My proposal means that reading static feeds, such as sleet's, will be very broken (the same 25 results will be returned every search, never getting other packages in the feed), but given that the search service is supposed to be dynamic, I consider this a "bug" in the server. Given this server is static, then the server is "broken" by design, and I don't think NuGet client should be responsible for working around the server's technical limitations.

My proposal means that reading static feeds, such as sleet's, will be very broken (the same 25 results will be returned every search, never getting other packages in the feed), but given that the search service is supposed to be dynamic, I consider this a "bug" in the server. Given this server is static, then the server is "broken" by design, and I don't think NuGet client should be responsible for working around the server's technical limitations.

I agree. :)

I looked through all approaches here and tried to put them in same project see how they fare against each other. Please note: It's reading from 2 local json files (First one is 141 MB large blob, 2nd one is 184k small one) so reading from network overhead is not included here.
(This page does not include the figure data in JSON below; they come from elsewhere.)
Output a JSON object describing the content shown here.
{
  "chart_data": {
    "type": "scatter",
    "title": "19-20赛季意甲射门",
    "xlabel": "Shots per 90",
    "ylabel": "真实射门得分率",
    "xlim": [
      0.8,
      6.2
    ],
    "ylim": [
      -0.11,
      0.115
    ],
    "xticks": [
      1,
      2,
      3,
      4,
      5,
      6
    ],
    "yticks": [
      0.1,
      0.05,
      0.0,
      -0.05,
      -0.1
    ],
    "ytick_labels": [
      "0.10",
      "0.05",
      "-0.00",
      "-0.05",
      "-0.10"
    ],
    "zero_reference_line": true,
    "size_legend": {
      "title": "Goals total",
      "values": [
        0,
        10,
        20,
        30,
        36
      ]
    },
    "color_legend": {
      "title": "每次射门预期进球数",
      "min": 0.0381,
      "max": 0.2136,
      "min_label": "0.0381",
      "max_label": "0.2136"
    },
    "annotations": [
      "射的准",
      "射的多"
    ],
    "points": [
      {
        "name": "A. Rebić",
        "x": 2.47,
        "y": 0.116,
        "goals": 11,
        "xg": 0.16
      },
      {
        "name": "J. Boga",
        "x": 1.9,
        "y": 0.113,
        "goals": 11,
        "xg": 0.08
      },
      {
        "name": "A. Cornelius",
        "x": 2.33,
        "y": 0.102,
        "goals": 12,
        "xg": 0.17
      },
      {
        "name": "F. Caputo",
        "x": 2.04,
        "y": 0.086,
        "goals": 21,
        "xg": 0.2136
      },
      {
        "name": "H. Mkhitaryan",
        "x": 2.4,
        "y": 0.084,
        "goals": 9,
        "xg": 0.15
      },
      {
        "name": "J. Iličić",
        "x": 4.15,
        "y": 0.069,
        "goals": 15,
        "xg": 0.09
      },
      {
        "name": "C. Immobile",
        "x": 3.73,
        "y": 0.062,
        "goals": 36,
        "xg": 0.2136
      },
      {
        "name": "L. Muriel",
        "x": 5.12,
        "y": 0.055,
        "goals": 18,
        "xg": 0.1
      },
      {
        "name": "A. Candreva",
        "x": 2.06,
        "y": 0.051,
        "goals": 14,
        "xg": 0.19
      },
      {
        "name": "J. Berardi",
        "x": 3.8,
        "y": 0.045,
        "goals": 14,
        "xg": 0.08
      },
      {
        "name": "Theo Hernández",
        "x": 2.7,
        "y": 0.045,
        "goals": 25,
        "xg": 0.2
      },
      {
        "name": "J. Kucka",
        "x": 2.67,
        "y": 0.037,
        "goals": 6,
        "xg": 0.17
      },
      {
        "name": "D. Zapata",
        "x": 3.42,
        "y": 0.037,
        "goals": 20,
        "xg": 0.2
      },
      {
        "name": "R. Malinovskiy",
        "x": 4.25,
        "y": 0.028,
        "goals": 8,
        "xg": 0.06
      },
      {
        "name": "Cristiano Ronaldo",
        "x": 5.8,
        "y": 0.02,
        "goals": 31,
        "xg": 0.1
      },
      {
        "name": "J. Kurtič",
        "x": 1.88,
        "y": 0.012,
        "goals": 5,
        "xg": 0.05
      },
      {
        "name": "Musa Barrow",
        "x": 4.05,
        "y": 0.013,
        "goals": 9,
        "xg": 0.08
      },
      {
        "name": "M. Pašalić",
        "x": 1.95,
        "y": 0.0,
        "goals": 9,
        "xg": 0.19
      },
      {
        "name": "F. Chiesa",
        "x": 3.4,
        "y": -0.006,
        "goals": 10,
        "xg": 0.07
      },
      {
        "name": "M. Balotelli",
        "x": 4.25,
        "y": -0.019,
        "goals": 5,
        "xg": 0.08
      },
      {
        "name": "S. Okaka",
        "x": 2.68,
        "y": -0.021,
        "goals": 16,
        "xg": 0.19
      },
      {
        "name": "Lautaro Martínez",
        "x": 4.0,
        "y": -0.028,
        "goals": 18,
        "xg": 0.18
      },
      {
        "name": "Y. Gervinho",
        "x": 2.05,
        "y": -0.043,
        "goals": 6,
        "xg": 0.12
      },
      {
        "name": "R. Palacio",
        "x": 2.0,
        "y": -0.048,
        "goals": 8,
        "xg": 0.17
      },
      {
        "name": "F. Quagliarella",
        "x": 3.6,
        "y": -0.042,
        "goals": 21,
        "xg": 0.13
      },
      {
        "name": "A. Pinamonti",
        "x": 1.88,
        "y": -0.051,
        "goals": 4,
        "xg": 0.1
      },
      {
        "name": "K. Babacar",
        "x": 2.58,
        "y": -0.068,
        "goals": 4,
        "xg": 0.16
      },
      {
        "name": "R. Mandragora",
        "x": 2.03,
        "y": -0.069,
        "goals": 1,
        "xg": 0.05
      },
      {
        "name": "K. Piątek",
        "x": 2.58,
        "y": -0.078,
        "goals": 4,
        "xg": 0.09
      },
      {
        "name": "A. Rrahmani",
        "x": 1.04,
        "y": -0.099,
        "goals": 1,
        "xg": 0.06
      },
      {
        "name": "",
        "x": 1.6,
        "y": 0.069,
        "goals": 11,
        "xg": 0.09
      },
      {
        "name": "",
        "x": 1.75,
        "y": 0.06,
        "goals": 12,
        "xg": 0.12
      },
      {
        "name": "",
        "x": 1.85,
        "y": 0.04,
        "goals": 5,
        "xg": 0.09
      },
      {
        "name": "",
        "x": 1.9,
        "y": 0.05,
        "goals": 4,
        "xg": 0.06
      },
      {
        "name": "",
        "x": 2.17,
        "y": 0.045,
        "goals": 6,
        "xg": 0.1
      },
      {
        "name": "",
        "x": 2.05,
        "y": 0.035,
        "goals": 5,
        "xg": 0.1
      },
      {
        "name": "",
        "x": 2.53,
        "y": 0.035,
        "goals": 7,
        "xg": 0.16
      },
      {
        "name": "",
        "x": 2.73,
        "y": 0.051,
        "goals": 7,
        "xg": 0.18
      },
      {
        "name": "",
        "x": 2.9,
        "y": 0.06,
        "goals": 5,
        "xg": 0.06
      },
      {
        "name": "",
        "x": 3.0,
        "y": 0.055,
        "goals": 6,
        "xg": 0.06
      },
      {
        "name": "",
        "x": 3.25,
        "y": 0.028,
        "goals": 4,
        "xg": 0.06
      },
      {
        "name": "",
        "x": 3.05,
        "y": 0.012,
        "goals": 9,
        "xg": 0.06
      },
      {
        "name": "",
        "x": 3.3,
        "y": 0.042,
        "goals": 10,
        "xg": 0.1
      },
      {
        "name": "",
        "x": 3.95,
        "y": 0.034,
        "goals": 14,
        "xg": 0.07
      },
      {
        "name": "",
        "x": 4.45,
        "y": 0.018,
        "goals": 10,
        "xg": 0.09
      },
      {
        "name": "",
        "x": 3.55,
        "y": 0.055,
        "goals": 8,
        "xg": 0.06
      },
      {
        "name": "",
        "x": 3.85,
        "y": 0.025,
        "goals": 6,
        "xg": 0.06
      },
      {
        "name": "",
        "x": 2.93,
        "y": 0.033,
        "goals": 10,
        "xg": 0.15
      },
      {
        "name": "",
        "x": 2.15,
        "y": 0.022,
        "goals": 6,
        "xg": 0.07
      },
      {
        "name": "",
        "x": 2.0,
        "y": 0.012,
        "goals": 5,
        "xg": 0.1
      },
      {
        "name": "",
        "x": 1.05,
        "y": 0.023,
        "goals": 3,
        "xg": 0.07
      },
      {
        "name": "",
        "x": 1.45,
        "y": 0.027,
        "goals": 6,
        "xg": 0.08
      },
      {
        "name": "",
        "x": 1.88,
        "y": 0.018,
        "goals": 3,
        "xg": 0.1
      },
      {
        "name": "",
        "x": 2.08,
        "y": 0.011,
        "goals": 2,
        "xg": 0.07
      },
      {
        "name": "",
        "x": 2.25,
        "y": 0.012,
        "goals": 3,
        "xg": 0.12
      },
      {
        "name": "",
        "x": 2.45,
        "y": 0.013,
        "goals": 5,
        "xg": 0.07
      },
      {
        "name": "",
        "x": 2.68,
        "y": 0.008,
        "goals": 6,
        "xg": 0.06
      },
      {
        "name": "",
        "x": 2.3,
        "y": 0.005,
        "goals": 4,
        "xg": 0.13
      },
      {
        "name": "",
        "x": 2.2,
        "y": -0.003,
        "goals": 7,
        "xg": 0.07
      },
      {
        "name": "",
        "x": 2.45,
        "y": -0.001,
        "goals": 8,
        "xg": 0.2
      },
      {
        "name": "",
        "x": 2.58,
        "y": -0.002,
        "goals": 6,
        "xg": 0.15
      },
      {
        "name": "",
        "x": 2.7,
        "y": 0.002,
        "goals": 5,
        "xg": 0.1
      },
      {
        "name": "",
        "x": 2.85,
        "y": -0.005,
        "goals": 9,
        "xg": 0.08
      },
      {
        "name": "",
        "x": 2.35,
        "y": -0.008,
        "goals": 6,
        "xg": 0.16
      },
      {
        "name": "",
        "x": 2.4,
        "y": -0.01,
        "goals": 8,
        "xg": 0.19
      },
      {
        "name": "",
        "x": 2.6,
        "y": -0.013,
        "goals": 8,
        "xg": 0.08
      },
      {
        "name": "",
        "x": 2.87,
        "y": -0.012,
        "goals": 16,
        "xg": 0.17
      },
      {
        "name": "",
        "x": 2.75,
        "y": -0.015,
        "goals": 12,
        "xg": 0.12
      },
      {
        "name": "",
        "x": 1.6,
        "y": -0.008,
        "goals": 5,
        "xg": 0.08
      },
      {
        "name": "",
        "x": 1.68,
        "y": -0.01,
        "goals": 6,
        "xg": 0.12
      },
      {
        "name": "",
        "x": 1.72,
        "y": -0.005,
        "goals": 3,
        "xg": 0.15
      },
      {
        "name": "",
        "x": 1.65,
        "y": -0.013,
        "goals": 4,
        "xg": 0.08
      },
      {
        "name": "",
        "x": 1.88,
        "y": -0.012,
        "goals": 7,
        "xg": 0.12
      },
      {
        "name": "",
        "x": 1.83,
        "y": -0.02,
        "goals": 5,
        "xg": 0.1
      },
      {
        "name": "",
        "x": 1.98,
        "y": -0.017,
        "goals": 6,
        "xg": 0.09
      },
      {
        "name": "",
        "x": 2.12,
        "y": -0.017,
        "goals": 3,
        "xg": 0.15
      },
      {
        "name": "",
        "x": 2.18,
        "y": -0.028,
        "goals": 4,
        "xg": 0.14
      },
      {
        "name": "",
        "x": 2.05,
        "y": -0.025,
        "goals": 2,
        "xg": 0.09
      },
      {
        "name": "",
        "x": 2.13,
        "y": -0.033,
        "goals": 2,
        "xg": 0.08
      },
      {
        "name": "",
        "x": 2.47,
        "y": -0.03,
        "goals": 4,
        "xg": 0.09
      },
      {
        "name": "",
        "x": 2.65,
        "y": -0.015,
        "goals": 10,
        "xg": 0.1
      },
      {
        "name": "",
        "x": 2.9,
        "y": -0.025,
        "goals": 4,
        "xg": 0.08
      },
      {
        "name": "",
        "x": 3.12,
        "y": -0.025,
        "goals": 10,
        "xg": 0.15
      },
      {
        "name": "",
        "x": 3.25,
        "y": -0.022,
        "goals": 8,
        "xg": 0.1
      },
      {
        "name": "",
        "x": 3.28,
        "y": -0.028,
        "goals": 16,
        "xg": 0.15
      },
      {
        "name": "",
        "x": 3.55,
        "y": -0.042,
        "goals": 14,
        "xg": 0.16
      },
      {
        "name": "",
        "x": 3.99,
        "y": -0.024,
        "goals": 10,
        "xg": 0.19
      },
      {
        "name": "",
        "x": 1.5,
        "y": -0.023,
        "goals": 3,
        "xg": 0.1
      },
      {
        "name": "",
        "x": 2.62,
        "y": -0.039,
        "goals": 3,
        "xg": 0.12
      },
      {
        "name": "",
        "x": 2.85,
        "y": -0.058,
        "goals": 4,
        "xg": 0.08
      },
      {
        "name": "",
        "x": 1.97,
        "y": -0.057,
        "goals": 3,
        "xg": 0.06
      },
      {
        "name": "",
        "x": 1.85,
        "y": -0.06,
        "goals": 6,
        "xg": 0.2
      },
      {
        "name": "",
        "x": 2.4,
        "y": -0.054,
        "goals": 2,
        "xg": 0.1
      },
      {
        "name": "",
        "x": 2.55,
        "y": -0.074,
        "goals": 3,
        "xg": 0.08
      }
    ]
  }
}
I believe we may need to work next time on how to make faster on initial overhead to make search.

Definitely we have winner, I'll retain approach inspired by @zivkan and remove others. :)

As you can see for large input speed gain was 14 times faster than previous solution and memory footprint is 5 times less according to benchmark.
But we don't gain that much on small inputs, cost of initialize overhead will weigh over it, there are almost same.

I created pull request today. https://github.com/NuGet/NuGet.Client/pull/3406
Please do review when you have time. @zivkan @nkolev92

Thanks @erdembayar.
Excited you've made some great progress.

@zivkan @nkolev92 I addressed code review comments. Can you review again?